With support from the NIH, Dr. Potter uses non-invasive MRI to explore the structural components that allow articular and fibrocartilage to withstand applied force, called “load.” “If you jump from a height onto a flexed knee, such as in a rebound in basketball, you are loading the cartilage in that knee,” explains Dr. Potter.
“Having insight into the ultrastructure of the cartilage is essential in diagnosing OA resulting from trauma or a predisposition to early OA. These imaging techniques also allow us to evaluate the health of the cartilage following surgical repair without performing a surgical biopsy.”
As a clinician-scientist, Scott A. Rodeo, MD, co-chief of the Sports Medicine and Shoulder Service, repairs his patients’ soft tissue injuries. He then takes the challenges he faces in the clinical setting into his basic science laboratory, where he and his colleagues investigate the biology of cartilage.
In one such project, they are evaluating lubricin, an important molecule produced in the joint by cells on the surface of cartilage. “Lubricin adds lubricating capacity to normal joints, helping to reduce wear on cartilage,” says Dr. Rodeo. “In arthritis, this material is often deficient.”
Dr. Rodeo’s lab is collaborating with the Department of Biomedical Engineering at Cornell University to study synthetic materials that are lubricin-like, with the hope that they will help reduce wear on cartilage. If successful, the potential exists for developing a simple, injectable therapy that could help delay the onset of OA.
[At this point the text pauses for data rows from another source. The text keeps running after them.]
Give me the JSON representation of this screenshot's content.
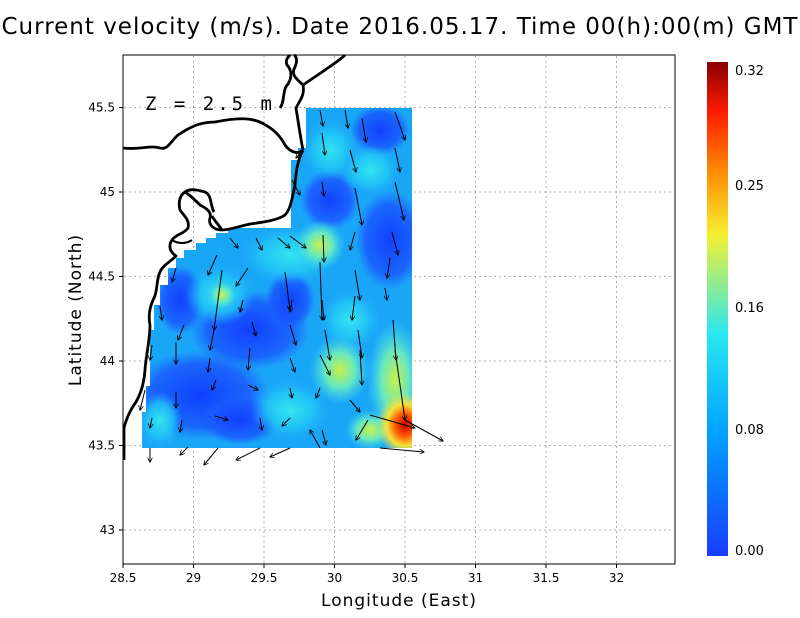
{
  "title": "Current velocity (m/s). Date 2016.05.17. Time 00(h):00(m) GMT",
  "depth_label": "Z = 2.5 m",
  "x_axis": {
    "label": "Longitude (East)",
    "ticks": [
      "28.5",
      "29",
      "29.5",
      "30",
      "30.5",
      "31",
      "31.5",
      "32"
    ]
  },
  "y_axis": {
    "label": "Latitude (North)",
    "ticks": [
      "43",
      "43.5",
      "44",
      "44.5",
      "45",
      "45.5"
    ]
  },
  "colorbar": {
    "ticks": [
      "0.00",
      "0.08",
      "0.16",
      "0.25",
      "0.32"
    ],
    "colors": [
      "#1a3cff",
      "#00a2ff",
      "#29e8f0",
      "#f5f032",
      "#ff8a00",
      "#ff1a00",
      "#8a0000"
    ]
  },
  "chart_data": {
    "type": "heatmap",
    "title": "Current velocity (m/s). Date 2016.05.17. Time 00(h):00(m) GMT",
    "xlabel": "Longitude (East)",
    "ylabel": "Latitude (North)",
    "xlim": [
      28.5,
      32.4
    ],
    "ylim": [
      42.8,
      45.8
    ],
    "colorbar_range": [
      0.0,
      0.32
    ],
    "grid": true,
    "arrows_sample": [
      {
        "lon": 29.75,
        "lat": 44.75,
        "u": 0.08,
        "v": -0.03
      },
      {
        "lon": 29.95,
        "lat": 44.75,
        "u": 0.0,
        "v": -0.15
      },
      {
        "lon": 30.5,
        "lat": 43.6,
        "u": 0.2,
        "v": -0.05
      },
      {
        "lon": 30.3,
        "lat": 43.6,
        "u": 0.1,
        "v": 0.0
      }
    ]
  }
}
“Public health data indicate that the prevalence, impact, and economic consequences of osteoarthritis are expected to rise dramatically over the next several decades,” says Steven R. Goldring, MD, chief scientific officer and the Richard L. Menschel Research Chair. “HSS provides a wonderful interactive environment in which dialogues between scientists and physicians help to define the major clinical problems associated with OA and how research can address them.”